Un síndrome agudo, inesperado, invade el cuerpo en descomposición del régimen gobernante. Huele a pútrido. La propia usina represiva lo llama barrabrava. Tiene un fin claro, estigmatizador del otro, de cancelar al que protesta. Barrabrava sos vos, jubilado, desocupado, precarizado, pobre, indigente, amarrado con alfileres al sistema que te descarta. Pero como todo mote de ocasión, efímero porque no se sustenta en argumentos ni datos ciertos, se empezó a volver en contra del propalador.

Barrabrava según el diccionario libertario es la abuela Beatriz Blanco tirada contra el asfalto por un policía; el hincha en camiseta de Chacarita, Jonathan Navarro, que perdió un ojo; el reportero gráfico Pablo Grillo al que le tiraron a matar y sigue en estado reservado; los militantes de a pie, trabajadores, estudiantes y mujeres feministas. Todos y todas entraron en el radar montado por la ministra Patricia Bullrich, festejada desde la Casa Rosada.

Una mujer embriagada por la violencia contra el pueblo y siempre desde lugares de privilegio que ha ocupado. Debería dejar de hacer daño. Debería, sí, estar procesada y camino a una condena judicial que ya es pública. No podrá pisar una calle sin custodia. Como en nuestra Bahía Blanca inundada que el gobierno pretende emparchar con la mitad del dinero que necesita de asistencia.

La obra teatral esta vez se quedó sin elenco. No pasó de un montaje domiciliario, porque de sus casas nunca salieron sus actores principales, al menos de manera organizada. Tal vez uno de reparto e inorgánico. No vamos a generalizar. Porque si los barrabravas tomaran las calles del Congreso como sugirió la funcionaria represora, quizás no hubieran acompañado las marchas de los abuelos.

La historia demuestra que en muchas ocasiones fueron funcionales al poder de turno. En gobiernos de facto y en democracia. Pactaron con el comisario Alberto Villar, uno de los fundadores de la Triple A en los ’70 para combatir a los zurdos, como ahora. Lo hicieron durante la dictadura genocida con el vicealmirante Carlos Alberto Lacoste. Carlos Alberto De Godoy, el Negro Thompson, jefe de la barra de Quilmes, fue uno de los que participó en el operativo frustrado del Mundial de España ’82 para silenciar a los exiliados argentinos.

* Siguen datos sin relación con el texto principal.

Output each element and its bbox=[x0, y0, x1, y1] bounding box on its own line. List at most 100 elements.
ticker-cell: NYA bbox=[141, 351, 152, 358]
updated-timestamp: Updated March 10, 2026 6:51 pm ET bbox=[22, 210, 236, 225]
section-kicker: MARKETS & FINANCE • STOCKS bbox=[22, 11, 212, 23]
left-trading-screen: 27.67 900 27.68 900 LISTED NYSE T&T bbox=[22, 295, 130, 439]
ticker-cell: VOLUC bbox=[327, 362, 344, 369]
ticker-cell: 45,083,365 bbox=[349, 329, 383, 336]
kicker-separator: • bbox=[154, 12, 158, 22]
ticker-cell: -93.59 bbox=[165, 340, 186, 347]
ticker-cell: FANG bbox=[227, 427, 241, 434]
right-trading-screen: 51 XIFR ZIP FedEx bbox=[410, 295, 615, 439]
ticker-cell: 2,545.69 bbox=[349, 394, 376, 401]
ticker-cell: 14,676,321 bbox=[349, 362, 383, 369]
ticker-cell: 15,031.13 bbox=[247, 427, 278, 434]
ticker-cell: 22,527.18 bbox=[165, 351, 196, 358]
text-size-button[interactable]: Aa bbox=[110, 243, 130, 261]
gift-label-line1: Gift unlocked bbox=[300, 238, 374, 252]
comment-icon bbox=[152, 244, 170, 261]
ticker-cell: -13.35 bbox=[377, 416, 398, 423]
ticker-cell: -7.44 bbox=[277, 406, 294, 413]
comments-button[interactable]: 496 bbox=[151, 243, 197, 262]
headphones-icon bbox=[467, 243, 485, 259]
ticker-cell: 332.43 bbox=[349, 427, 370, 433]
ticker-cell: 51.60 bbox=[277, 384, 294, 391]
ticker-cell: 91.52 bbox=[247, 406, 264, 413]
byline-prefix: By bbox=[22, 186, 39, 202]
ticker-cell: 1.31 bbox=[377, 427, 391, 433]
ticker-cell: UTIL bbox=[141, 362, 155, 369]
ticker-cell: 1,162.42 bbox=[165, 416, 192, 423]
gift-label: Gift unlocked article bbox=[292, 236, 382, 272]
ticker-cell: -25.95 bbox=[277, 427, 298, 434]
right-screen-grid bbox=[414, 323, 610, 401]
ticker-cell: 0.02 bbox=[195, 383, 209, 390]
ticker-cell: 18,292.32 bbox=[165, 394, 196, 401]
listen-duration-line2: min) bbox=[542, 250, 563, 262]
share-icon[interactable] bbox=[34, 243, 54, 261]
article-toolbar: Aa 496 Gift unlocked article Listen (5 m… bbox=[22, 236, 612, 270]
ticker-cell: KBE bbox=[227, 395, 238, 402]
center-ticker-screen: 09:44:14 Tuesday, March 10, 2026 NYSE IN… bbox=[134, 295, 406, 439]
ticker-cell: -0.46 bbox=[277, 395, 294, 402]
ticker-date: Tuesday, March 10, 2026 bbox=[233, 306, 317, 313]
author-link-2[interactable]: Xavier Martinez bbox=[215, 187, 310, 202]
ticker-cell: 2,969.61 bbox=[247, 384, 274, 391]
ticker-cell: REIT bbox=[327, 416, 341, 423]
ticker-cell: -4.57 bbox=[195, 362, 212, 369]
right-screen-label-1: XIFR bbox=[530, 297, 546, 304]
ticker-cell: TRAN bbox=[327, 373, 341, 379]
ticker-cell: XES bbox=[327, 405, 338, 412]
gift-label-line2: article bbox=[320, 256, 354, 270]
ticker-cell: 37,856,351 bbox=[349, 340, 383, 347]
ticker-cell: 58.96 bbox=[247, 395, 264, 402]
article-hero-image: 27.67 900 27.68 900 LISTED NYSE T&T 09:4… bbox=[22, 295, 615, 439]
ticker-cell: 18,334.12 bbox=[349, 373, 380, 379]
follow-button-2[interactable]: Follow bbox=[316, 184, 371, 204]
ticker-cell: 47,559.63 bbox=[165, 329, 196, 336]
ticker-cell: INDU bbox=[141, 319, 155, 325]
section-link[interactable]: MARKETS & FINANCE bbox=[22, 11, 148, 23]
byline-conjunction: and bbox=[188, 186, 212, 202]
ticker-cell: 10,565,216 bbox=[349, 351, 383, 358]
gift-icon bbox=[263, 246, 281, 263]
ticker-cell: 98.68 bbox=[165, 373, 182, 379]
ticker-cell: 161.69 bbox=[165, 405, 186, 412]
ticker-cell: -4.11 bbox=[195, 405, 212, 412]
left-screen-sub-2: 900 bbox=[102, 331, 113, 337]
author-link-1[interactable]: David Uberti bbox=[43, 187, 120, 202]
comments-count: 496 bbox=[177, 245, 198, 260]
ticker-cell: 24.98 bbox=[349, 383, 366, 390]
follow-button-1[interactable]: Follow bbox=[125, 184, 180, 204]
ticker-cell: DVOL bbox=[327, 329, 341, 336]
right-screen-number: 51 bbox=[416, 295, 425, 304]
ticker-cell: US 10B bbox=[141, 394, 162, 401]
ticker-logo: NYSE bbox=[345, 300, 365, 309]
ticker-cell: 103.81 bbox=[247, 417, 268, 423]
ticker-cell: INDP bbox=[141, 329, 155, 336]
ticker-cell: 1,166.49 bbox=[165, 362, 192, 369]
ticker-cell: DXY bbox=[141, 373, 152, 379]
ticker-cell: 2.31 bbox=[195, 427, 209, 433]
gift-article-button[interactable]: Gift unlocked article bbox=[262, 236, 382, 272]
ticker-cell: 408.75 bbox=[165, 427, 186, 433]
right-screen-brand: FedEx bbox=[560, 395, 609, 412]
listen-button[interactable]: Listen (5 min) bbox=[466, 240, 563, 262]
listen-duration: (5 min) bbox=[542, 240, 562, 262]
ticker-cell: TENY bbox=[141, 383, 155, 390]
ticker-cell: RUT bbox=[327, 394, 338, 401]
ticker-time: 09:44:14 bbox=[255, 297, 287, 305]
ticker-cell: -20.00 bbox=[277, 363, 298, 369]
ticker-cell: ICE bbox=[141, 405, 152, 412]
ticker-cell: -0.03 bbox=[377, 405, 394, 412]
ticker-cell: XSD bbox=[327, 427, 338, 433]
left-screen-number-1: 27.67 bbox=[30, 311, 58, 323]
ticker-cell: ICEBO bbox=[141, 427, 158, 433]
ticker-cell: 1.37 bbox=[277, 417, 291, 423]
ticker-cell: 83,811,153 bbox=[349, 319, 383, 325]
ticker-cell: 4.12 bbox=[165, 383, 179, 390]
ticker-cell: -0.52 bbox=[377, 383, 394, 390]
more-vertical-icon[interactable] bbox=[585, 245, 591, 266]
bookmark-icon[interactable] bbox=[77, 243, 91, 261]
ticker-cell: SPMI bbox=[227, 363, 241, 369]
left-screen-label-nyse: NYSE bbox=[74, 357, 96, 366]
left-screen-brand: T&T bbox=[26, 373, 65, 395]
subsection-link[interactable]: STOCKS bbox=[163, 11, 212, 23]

Las barrabravas monetizan el aliento que desparraman desde las tribunas. Hacen negociados los días de partido. Van a la cancha con custodia policial. Hablamos del prototipo clásico que utiliza la violencia del apriete para sacar tajada de su sola presencia en un lugar. Son aliadas del narcotráfico en los territorios que dominan. Encajan bien en el libreto de políticos y políticas como Bullrich, que sale en patota desde su ministerio de precaria Seguridad a cazar abuelos de la mínima o hinchas y socios de clubes que integran espacios que defienden los derechos humanos. Porque el régimen de Milei y compañía viola los derechos humanos con ganas, como nunca pasó en 42 años de democracia ininterrumpida. Le faltan los muertos de De La Rua para consagrarse campeón de los sepelios.

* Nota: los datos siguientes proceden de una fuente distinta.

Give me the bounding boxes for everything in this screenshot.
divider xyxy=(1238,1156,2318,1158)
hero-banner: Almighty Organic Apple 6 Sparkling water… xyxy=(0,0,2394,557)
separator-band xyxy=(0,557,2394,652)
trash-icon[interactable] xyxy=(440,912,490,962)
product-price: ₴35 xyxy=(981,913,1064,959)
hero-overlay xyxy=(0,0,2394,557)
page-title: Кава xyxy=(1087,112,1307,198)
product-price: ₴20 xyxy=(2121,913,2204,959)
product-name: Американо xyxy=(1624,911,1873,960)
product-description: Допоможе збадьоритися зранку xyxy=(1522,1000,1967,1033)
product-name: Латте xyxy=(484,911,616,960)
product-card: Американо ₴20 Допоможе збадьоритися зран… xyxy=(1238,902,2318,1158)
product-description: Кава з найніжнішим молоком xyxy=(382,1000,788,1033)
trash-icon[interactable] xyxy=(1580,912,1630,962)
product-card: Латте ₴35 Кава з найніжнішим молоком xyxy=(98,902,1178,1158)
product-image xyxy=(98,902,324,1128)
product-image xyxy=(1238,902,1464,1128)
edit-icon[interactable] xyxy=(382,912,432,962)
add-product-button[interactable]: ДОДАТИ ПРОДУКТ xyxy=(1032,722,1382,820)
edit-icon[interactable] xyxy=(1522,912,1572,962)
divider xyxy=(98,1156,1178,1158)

Los auténticos barrabravas estaban adentro del Congreso. Liderados por Martín Menem, que en un chat de whatsapp le pidió a su rebaño libertario: “Los quiero a los gritos, puteándome, nada de algo pacífico”. Su estrategia era autoproclamarse víctima. Una teatralización de pésimo guion en la Argentina guiada por un psicótico y una ministra que ve barrabravas hasta debajo de su cama.